Kemudian Yang Mulia Ānanda, setelah mempelajari kedelapan aturan penghormatan ini dari Sang Bhagavā, mendatangi Mahāpajāpatī Gotamī dan berkata kepadanya: “Jika, Gotamī, engkau menerima delapan aturan penghormatan ini, maka itu akan menjadi penahbisan penuh bagimu:

(1) “Seorang bhikkhunī yang telah ditahbiskan selama seratus tahun harus memberi hormat kepada seorang bhikkhu yang ditahbiskan pada hari itu, harus bangkit untuknya, memberikan salam hormat kepadanya, dan bersikap sopan terhadapnya. Aturan ini harus dihormati, dihargai, dijunjung, dan dimuliakan, dan tidak boleh dilanggar seumur hidupnya …

(8) “Mulai hari ini dan seterusnya, para bhikkhunī dilarang menasihati para bhikkhu, [278] tetapi para bhikkhu tidak dilarang untuk menasihati para bhikkhunī. Prinsip ini juga harus dihormati, dihargai, dijunjung, dan dimuliakan, dan tidak boleh dilanggar seumur hidupnya.

“Jika, Gotamī, engkau menerima delapan aturan penghormatan ini, maka itu akan menjadi penahbisan penuh bagimu.”

“Bhante Ānanda, jika seorang perempuan atau laki-laki – muda, berpenampilan muda, dan menyukai perhiasan, dengan kepala dicuci – memperoleh kalung bunga dari teratai biru, melati, atau bakung,16 ia akan menerimanya dengan kedua tangannya dan meletakkannya di atas kepalanya.
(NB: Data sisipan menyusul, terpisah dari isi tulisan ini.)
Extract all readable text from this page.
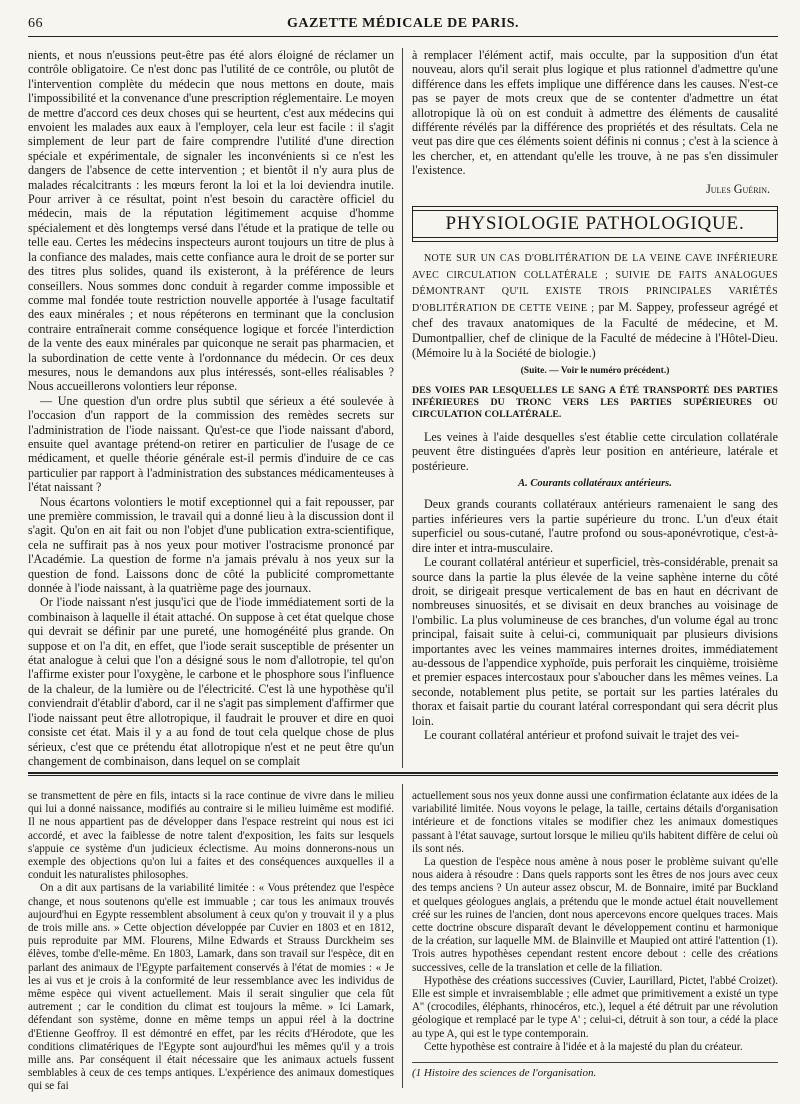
66	GAZETTE MÉDICALE DE PARIS.

nients, et nous n'eussions peut-être pas été alors éloigné de réclamer un contrôle obligatoire. Ce n'est donc pas l'utilité de ce contrôle, ou plutôt de l'intervention complète du médecin que nous mettons en doute, mais l'impossibilité et la convenance d'une prescription réglementaire. Le moyen de mettre d'accord ces deux choses qui se heurtent, c'est aux médecins qui envoient les malades aux eaux à l'employer, cela leur est facile : il s'agit simplement de leur part de faire comprendre l'utilité d'une direction spéciale et expérimentale, de signaler les inconvénients si ce n'est les dangers de l'absence de cette intervention ; et bientôt il n'y aura plus de malades récalcitrants : les mœurs feront la loi et la loi deviendra inutile. Pour arriver à ce résultat, point n'est besoin du caractère officiel du médecin, mais de la réputation légitimement acquise d'homme spécialement et dès longtemps versé dans l'étude et la pratique de telle ou telle eau. Certes les médecins inspecteurs auront toujours un titre de plus à la confiance des malades, mais cette confiance aura le droit de se porter sur des titres plus solides, quand ils existeront, à la préférence de leurs conseillers. Nous sommes donc conduit à regarder comme impossible et comme mal fondée toute restriction nouvelle apportée à l'usage facultatif des eaux minérales ; et nous répéterons en terminant que la conclusion contraire entraînerait comme conséquence logique et forcée l'interdiction de la vente des eaux minérales par quiconque ne serait pas pharmacien, et la subordination de cette vente à l'ordonnance du médecin. Or ces deux mesures, nous le demandons aux plus intéressés, sont-elles réalisables ? Nous accueillerons volontiers leur réponse.

— Une question d'un ordre plus subtil que sérieux a été soulevée à l'occasion d'un rapport de la commission des remèdes secrets sur l'administration de l'iode naissant. Qu'est-ce que l'iode naissant d'abord, ensuite quel avantage prétend-on retirer en particulier de l'usage de ce médicament, et quelle théorie générale est-il permis d'induire de ce cas particulier par rapport à l'administration des substances médicamenteuses à l'état naissant ?

Nous écartons volontiers le motif exceptionnel qui a fait repousser, par une première commission, le travail qui a donné lieu à la discussion dont il s'agit. Qu'on en ait fait ou non l'objet d'une publication extra-scientifique, cela ne suffirait pas à nos yeux pour motiver l'ostracisme prononcé par l'Académie. La question de forme n'a jamais prévalu à nos yeux sur la question de fond. Laissons donc de côté la publicité compromettante donnée à l'iode naissant, à la quatrième page des journaux.

Or l'iode naissant n'est jusqu'ici que de l'iode immédiatement sorti de la combinaison à laquelle il était attaché. On suppose à cet état quelque chose qui devrait se définir par une pureté, une homogénéité plus grande. On suppose et on l'a dit, en effet, que l'iode serait susceptible de présenter un état analogue à celui que l'on a désigné sous le nom d'allotropie, tel qu'on l'affirme exister pour l'oxygène, le carbone et le phosphore sous l'influence de la chaleur, de la lumière ou de l'électricité. C'est là une hypothèse qu'il conviendrait d'établir d'abord, car il ne s'agit pas simplement d'affirmer que l'iode naissant peut être allotropique, il faudrait le prouver et dire en quoi consiste cet état. Mais il y a au fond de tout cela quelque chose de plus sérieux, c'est que ce prétendu état allotropique n'est et ne peut être qu'un changement de combinaison, dans lequel on se complait

à remplacer l'élément actif, mais occulte, par la supposition d'un état nouveau, alors qu'il serait plus logique et plus rationnel d'admettre qu'une différence dans les effets implique une différence dans les causes. N'est-ce pas se payer de mots creux que de se contenter d'admettre un état allotropique là où on est conduit à admettre des éléments de causalité différente révélés par la différence des propriétés et des résultats. Cela ne veut pas dire que ces éléments soient définis ni connus ; c'est à la science à les chercher, et, en attendant qu'elle les trouve, à ne pas s'en dissimuler l'existence.

Jules Guérin.

PHYSIOLOGIE PATHOLOGIQUE.

NOTE SUR UN CAS D'OBLITÉRATION DE LA VEINE CAVE INFÉRIEURE AVEC CIRCULATION COLLATÉRALE ; SUIVIE DE FAITS ANALOGUES DÉMONTRANT QU'IL EXISTE TROIS PRINCIPALES VARIÉTÉS D'OBLITÉRATION DE CETTE VEINE ; par M. Sappey, professeur agrégé et chef des travaux anatomiques de la Faculté de médecine, et M. Dumontpallier, chef de clinique de la Faculté de médecine à l'Hôtel-Dieu. (Mémoire lu à la Société de biologie.)

(Suite. — Voir le numéro précédent.)
DES VOIES PAR LESQUELLES LE SANG A ÉTÉ TRANSPORTÉ DES PARTIES INFÉRIEURES DU TRONC VERS LES PARTIES SUPÉRIEURES OU CIRCULATION COLLATÉRALE.

Les veines à l'aide desquelles s'est établie cette circulation collatérale peuvent être distinguées d'après leur position en antérieure, latérale et postérieure.

A. Courants collatéraux antérieurs.

Deux grands courants collatéraux antérieurs ramenaient le sang des parties inférieures vers la partie supérieure du tronc. L'un d'eux était superficiel ou sous-cutané, l'autre profond ou sous-aponévrotique, c'est-à-dire inter et intra-musculaire.

Le courant collatéral antérieur et superficiel, très-considérable, prenait sa source dans la partie la plus élevée de la veine saphène interne du côté droit, se dirigeait presque verticalement de bas en haut en décrivant de nombreuses sinuosités, et se divisait en deux branches au voisinage de l'ombilic. La plus volumineuse de ces branches, d'un volume égal au tronc principal, faisait suite à celui-ci, communiquait par plusieurs divisions importantes avec les veines mammaires internes droites, immédiatement au-dessous de l'appendice xyphoïde, puis perforait les cinquième, troisième et premier espaces intercostaux pour s'aboucher dans les mêmes veines. La seconde, notablement plus petite, se portait sur les parties latérales du thorax et faisait partie du courant latéral correspondant qui sera décrit plus loin.

Le courant collatéral antérieur et profond suivait le trajet des vei-

se transmettent de père en fils, intacts si la race continue de vivre dans le milieu qui lui a donné naissance, modifiés au contraire si le milieu luimême est modifié. Il ne nous appartient pas de développer dans l'espace restreint qui nous est ici accordé, et avec la faiblesse de notre talent d'exposition, les faits sur lesquels s'appuie ce système d'un judicieux éclectisme. Au moins donnerons-nous un exemple des objections qu'on lui a faites et des conséquences auxquelles il a conduit les naturalistes philosophes.

On a dit aux partisans de la variabilité limitée : « Vous prétendez que l'espèce change, et nous soutenons qu'elle est immuable ; car tous les animaux trouvés aujourd'hui en Egypte ressemblent absolument à ceux qu'on y trouvait il y a plus de trois mille ans. » Cette objection développée par Cuvier en 1803 et en 1812, puis reproduite par MM. Flourens, Milne Edwards et Strauss Durckheim ses élèves, tombe d'elle-même. En 1803, Lamark, dans son travail sur l'espèce, dit en parlant des animaux de l'Egypte parfaitement conservés à l'état de momies : « Je les ai vus et je crois à la conformité de leur ressemblance avec les individus de même espèce qui vivent actuellement. Mais il serait singulier que cela fût autrement ; car le condition du climat est toujours la même. » Ici Lamark, défendant son système, donne en même temps un appui réel à la doctrine d'Etienne Geoffroy. Il est démontré en effet, par les récits d'Hérodote, que les conditions climatériques de l'Egypte sont aujourd'hui les mêmes qu'il y a trois mille ans. Par conséquent il était nécessaire que les animaux actuels fussent semblables à ceux de ces temps antiques. L'expérience des animaux domestiques qui se fai

actuellement sous nos yeux donne aussi une confirmation éclatante aux idées de la variabilité limitée. Nous voyons le pelage, la taille, certains détails d'organisation intérieure et de fonctions vitales se modifier chez les animaux domestiques passant à l'état sauvage, surtout lorsque le milieu qu'ils habitent diffère de celui où ils sont nés.

La question de l'espèce nous amène à nous poser le problème suivant qu'elle nous aidera à résoudre : Dans quels rapports sont les êtres de nos jours avec ceux des temps anciens ? Un auteur assez obscur, M. de Bonnaire, imité par Buckland et quelques géologues anglais, a prétendu que le monde actuel était nouvellement créé sur les ruines de l'ancien, dont nous apercevons encore quelques traces. Mais cette doctrine obscure disparaît devant le développement continu et harmonique de la création, sur laquelle MM. de Blainville et Maupied ont attiré l'attention (1). Trois autres hypothèses cependant restent encore debout : celle des créations successives, celle de la translation et celle de la filiation.

Hypothèse des créations successives (Cuvier, Laurillard, Pictet, l'abbé Croizet). Elle est simple et invraisemblable ; elle admet que primitivement a existé un type A'' (crocodiles, éléphants, rhinocéros, etc.), lequel a été détruit par une révolution géologique et remplacé par le type A' ; celui-ci, détruit à son tour, a cédé la place au type A, qui est le type contemporain.

Cette hypothèse est contraire à l'idée et à la majesté du plan du créateur.

(1 Histoire des sciences de l'organisation.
Dengan cara yang sama, aku menerima kedelapan aturan penghormatan ini untuk tidak dilanggar seumur hidup.”

Kemudian Yang Mulia Ānanda mendatangi Sang Bhagavā, bersujud kepada Beliau, duduk di satu sisi, dan berkata: “Bhante, Mahāpajāpatī Gotamī telah menerima kedelapan aturan penghormatan ini untuk tidak dilanggar seumur hidup.”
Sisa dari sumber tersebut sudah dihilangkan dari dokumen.